Wednesday, February 4, 2009

The Angel Riots Sings

I've finally managed to read my first novel since the baby was born and it was a quick and dirty read.

The Angel Riots, by Ibi Kaslik, enters the touring mayhem of fictional bands The Divine Light Orchestra and The Angel Riots. Through the eyes of Jim, a teen aged violin prodigy, and Rize, a mentally unstable trombone player, we are introduced to a cast of rising Canadian indie pop hipsters.

The brush Kaslik uses to paint some of her characters is not always a kind one. Margo, the only female singer, is described as a chubby, manipulative lush. Kellogg, the mastermind behind the many-membered Montreal pop orchestra, is an egotistical, coke-sniffing self-promoter.
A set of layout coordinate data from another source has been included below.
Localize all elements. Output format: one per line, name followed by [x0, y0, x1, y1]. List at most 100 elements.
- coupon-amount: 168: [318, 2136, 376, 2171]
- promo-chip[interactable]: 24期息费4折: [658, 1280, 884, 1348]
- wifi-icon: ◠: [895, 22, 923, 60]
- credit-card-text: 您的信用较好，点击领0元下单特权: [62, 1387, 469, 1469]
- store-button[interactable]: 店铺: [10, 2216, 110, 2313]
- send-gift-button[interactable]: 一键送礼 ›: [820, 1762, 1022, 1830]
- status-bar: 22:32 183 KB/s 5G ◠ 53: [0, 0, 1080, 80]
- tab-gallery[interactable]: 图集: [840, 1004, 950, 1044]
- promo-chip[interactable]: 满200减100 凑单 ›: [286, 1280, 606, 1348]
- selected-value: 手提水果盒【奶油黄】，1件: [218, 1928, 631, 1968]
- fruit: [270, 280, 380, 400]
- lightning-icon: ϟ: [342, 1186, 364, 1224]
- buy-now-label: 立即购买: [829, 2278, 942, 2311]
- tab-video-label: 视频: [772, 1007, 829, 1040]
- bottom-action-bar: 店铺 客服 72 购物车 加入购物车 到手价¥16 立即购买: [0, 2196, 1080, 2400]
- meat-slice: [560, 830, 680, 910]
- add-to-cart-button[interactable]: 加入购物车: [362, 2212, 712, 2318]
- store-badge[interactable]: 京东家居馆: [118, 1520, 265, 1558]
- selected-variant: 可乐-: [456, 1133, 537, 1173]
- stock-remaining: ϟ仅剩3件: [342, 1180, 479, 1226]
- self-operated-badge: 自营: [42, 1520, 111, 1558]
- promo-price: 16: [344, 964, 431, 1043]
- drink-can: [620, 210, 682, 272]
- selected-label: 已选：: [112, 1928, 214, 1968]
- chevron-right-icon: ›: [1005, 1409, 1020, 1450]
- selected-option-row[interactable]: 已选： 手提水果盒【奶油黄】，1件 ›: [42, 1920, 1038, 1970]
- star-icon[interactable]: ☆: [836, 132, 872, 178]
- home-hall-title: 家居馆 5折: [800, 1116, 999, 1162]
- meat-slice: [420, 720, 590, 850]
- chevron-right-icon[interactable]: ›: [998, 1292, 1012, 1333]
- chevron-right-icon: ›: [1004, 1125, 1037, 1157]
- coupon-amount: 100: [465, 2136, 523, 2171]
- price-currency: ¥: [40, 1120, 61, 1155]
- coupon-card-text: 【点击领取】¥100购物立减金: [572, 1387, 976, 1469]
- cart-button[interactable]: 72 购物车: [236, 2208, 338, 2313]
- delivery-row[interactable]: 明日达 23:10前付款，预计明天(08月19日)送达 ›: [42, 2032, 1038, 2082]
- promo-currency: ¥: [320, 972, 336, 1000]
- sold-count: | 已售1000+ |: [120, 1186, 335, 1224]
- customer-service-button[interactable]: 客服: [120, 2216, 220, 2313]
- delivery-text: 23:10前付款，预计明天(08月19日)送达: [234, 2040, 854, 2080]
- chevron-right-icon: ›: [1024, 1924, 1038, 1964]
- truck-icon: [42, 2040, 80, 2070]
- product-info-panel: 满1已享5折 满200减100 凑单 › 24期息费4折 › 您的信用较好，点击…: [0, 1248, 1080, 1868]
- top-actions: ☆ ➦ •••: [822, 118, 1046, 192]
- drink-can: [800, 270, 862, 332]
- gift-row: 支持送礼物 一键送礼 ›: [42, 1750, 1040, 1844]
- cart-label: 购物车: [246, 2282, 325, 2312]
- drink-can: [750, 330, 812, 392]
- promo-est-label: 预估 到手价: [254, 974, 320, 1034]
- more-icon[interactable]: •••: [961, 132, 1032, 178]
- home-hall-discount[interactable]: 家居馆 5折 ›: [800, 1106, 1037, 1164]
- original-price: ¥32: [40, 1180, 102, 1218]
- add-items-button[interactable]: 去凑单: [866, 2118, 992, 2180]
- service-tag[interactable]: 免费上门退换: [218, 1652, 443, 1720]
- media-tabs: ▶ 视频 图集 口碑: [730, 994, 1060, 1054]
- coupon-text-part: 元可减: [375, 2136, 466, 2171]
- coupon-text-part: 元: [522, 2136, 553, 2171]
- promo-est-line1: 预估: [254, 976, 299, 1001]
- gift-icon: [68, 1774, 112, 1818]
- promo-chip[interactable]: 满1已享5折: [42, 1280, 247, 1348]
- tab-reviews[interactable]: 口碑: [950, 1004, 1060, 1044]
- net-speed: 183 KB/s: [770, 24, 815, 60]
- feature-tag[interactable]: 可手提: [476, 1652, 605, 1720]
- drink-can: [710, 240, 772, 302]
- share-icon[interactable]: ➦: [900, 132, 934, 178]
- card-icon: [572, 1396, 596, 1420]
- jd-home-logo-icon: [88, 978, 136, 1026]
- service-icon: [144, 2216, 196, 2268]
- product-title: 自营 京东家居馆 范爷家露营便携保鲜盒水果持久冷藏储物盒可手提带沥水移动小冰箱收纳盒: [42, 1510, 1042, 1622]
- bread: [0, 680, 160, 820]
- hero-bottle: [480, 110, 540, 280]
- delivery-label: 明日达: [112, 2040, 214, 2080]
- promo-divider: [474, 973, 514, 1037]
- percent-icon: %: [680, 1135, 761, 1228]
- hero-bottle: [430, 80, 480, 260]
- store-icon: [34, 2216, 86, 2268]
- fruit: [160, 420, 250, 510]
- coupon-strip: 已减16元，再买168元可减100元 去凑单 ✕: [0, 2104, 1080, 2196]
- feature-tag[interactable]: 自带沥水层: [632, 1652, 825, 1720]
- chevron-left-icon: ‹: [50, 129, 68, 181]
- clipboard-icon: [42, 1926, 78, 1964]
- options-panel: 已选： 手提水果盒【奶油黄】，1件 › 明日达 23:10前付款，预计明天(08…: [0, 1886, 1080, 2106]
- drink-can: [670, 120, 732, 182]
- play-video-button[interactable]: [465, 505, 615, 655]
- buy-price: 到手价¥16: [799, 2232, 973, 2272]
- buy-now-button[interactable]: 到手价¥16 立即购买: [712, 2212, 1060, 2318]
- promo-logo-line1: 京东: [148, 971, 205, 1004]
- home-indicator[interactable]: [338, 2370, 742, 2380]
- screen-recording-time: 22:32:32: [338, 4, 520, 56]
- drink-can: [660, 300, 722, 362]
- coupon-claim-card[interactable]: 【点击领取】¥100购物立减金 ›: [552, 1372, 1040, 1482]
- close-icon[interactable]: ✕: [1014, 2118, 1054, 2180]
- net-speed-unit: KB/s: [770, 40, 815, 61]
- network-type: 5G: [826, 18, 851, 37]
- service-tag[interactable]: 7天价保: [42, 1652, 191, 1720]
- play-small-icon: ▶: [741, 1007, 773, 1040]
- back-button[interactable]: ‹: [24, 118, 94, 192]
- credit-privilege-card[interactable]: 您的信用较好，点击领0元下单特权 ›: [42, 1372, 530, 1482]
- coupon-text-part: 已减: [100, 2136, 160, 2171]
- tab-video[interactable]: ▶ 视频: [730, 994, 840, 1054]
With more tender considerations, Rize and Jim emerge as complicated, poetic voices nearly consumed by the monster of pop success.

For this seriously sleep-deprived mom, The Angel Riots comes alive when Kaslik delves into the gritty lifestyle of touring. I flipped through the pages, hungry to read more about the drugs, the booze, the destructive force of such a transient lifestyle. The book is juicy but it was hard for me to discern how much of the thrill I experienced was informed by my sense that, ahem, some of the characters seemed awfully familiar.

Penguin made no bones when it was promoting The Angel Riots to suggest it was inspired by Kaslik's relationship to certain popular Toronto indie bands. And anyone who is familiar with the personalities in these bands may recognize certain physical and emotional characteristics in some of these characters.

At times I caught myself losing sight of the fiction of Kaslik's work and focusing mainly on the scandalous non-fiction possibilities. Oh my god, has he really done heroin? Wow, was her ex really that crazy?

These sorts of questions are not the kind that normally arise when I'm reading a novel, and Kaslik herself has mentioned to me that she is sick of folks forgetting that she is a fiction writer, not a tabloid editor.

Based solely on the strength of Kaslik's writing, the novel could maintain its page-turning pace for a reader less familiar with the indie scene in Toronto. And its poetic moments are strong. I'm just not currently in a head space to appreciate fine writing. Which is maybe why the dirty angels in Kaslik's novel entertained me the most.